Textile Art

Three Textile Artists you should know about

El Anatusi | Judith Scott | Benjamin Shine

Textiles have existed as an art form for a LOOOONG time. Think of tapestries in castles and intricate embroidery on frocks from hundreds of years ago.

Contemporary textiles push boundaries, challenge assumptions and intrigue viewers, and while there are many, many brilliant textile artists, I believe these are three you need to know about.

Benjamin Shine

Working with tulle, Shine bunches and then irons layers and layers of fabric to create ethereal faces and forms. He’s collaborated with some of the world’s leading fashion brands, including Givenchy, Bergdorf Goodman and Beyonce.

“Created in collaboration with John Galliano for Maison Margiela, black tulle lining from inside the white trench coat escapes from the back seam, flowing around the body to reveal an intricately formed face.” –¬†benjaminshine.com/project-03/

He sculpts with fabric, in a painstaking process that is only made possible because of the intrinsic nature of the tulle he uses.
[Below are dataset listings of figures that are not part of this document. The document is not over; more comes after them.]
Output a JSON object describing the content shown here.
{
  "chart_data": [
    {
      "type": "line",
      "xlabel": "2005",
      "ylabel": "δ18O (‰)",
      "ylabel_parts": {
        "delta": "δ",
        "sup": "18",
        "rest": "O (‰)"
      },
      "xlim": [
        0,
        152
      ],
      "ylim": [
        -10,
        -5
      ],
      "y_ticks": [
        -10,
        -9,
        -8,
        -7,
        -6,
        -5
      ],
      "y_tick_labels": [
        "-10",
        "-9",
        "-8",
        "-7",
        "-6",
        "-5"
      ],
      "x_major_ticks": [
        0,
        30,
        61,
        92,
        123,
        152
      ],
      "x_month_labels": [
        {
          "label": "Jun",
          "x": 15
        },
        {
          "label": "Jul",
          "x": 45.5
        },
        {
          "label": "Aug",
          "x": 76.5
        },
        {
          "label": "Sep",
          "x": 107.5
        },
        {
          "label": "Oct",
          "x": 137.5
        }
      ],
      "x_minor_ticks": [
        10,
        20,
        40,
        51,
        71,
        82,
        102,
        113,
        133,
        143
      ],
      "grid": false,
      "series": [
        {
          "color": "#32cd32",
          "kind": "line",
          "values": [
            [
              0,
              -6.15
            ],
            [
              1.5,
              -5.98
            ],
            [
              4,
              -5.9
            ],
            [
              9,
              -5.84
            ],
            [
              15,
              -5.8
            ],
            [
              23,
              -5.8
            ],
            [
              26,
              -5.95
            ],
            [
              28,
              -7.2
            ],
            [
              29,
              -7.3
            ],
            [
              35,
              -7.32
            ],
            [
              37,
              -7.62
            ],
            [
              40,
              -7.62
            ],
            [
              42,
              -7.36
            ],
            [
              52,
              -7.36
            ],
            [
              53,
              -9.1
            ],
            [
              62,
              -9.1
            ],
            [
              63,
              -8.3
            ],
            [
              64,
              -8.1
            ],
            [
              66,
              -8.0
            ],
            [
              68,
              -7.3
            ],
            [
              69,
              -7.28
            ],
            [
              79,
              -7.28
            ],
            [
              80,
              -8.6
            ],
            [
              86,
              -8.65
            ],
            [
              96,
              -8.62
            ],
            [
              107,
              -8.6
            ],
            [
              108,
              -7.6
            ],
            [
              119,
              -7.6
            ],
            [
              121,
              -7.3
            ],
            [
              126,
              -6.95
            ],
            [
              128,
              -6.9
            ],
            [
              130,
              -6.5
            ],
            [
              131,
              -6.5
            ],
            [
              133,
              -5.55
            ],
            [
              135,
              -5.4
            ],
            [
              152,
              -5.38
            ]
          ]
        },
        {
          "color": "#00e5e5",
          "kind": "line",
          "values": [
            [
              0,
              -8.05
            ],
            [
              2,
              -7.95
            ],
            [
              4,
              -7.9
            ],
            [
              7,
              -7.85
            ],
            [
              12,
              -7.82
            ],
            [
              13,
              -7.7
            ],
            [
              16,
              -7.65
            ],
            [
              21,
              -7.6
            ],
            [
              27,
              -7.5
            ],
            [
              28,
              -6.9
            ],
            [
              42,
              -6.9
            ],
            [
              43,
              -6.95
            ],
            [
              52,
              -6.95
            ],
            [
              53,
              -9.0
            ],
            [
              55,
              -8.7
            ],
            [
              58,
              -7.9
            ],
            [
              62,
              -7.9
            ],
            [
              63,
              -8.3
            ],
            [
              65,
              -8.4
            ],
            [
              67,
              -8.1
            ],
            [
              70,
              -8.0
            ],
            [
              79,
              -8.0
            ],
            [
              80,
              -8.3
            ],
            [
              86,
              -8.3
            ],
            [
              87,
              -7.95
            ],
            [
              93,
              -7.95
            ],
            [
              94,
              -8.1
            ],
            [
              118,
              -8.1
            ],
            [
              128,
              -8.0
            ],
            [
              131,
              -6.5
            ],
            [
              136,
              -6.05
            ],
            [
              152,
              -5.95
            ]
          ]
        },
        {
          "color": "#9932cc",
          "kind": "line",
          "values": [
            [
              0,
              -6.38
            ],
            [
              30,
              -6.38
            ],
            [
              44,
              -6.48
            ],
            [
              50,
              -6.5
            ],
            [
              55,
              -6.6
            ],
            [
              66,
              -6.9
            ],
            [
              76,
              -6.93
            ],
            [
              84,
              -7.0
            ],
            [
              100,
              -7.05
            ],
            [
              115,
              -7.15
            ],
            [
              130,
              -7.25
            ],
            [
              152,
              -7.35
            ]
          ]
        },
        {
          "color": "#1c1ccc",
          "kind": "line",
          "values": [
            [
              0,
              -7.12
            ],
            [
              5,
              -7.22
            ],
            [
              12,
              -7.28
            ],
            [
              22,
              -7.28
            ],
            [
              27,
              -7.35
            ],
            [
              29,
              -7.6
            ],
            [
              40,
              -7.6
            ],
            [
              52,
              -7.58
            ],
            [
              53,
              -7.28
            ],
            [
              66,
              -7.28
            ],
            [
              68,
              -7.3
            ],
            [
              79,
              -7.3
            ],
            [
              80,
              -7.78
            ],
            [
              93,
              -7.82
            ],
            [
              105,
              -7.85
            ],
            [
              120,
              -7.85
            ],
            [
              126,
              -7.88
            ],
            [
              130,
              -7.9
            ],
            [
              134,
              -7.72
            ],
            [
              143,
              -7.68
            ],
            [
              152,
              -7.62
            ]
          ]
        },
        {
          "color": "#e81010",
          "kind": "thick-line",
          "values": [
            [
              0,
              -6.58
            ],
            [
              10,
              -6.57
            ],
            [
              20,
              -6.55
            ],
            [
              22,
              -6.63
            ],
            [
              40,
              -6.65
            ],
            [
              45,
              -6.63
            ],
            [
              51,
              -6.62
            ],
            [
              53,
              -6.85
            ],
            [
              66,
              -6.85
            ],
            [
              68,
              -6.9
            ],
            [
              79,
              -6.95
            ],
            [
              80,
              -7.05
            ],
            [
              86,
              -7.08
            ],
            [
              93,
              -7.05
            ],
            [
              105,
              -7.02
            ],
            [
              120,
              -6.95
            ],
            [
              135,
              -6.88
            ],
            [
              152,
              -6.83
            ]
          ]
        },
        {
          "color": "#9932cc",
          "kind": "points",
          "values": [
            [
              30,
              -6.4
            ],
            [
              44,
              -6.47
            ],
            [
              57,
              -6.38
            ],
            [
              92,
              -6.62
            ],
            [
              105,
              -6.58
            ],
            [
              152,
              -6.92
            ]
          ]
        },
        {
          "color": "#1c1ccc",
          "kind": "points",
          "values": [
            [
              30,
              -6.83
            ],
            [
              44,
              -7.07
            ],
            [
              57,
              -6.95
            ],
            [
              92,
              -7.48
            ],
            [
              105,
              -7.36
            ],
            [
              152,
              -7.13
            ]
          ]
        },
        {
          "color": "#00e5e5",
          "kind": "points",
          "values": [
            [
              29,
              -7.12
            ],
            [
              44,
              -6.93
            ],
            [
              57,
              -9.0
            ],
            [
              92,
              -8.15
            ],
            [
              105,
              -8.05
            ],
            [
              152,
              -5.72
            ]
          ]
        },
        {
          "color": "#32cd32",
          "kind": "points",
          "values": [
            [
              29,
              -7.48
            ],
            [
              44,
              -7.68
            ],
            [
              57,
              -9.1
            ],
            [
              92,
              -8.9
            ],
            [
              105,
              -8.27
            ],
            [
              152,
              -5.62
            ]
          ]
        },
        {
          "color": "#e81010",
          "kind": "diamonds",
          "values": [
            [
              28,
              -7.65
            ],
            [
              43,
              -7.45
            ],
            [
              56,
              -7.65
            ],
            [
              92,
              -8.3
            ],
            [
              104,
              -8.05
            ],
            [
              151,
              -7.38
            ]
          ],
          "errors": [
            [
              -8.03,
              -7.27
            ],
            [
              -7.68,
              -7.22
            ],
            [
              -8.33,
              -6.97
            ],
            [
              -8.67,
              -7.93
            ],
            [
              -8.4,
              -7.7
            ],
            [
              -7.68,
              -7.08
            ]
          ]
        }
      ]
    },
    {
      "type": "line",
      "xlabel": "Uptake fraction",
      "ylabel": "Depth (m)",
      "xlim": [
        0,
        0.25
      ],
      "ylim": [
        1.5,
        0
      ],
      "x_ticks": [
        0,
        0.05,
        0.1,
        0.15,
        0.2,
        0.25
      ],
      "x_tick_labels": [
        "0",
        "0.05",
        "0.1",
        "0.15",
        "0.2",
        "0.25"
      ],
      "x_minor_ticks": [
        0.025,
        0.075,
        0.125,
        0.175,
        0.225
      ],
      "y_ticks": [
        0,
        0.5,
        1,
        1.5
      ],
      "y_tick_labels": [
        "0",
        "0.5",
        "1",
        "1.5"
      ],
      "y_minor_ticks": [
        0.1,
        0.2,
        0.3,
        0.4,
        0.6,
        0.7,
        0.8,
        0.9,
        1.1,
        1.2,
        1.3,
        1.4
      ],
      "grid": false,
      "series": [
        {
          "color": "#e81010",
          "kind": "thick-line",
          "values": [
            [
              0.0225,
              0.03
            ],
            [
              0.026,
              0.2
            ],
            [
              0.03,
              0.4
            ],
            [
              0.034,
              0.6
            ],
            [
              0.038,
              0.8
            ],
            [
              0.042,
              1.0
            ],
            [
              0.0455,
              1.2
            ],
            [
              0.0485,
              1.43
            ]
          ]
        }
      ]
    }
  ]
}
Find out more about Shine here 

Judith Scott

Scott’s work was instinctive – she wrapped almost every object she could get her hands on with a huge variety of threads, creating the pieces that became her voice.

Her work can appear somewhat haphazard at first glance, but when you look closer you start to see patterns and colour themes emerging. She was wildly creative and uninhibited by the original use of the objects she wrapped, completely transforming simple materials into complex and otherworldly creations.

Oh, and she was profoundly disabled.

She was born in the 1940’s with Down Syndrome and became deaf after a childhood illness, although her deafness remained undiagnosed until many years later. When she was 7 she was placed in an institution, and she remained there until her twin Joyce managed to obtain legal guardianship 35 years later.

Joyce enrolled Judith in a creative arts program, where she was encouraged to explore her talent and discovered her passion for thread.

Find out more about Judith here


El Anatusi

If you haven’t seen Anatusi’s works then you’re missing out.

He’s best known for his shimmering textile-like ‘woven’ works, constructed from thousands of discarded bottle caps and wire.

These large-scale pieces are ‘hung’ from gallery walls and they have a fabric-like drape, even though they are constructed from what are normally considered hard and inflexible objects.

He himself says that his work defies categorisation, and an intrinsic part of his practice is that his works take on new forms, every time they are hung. He has even covered buildings with them.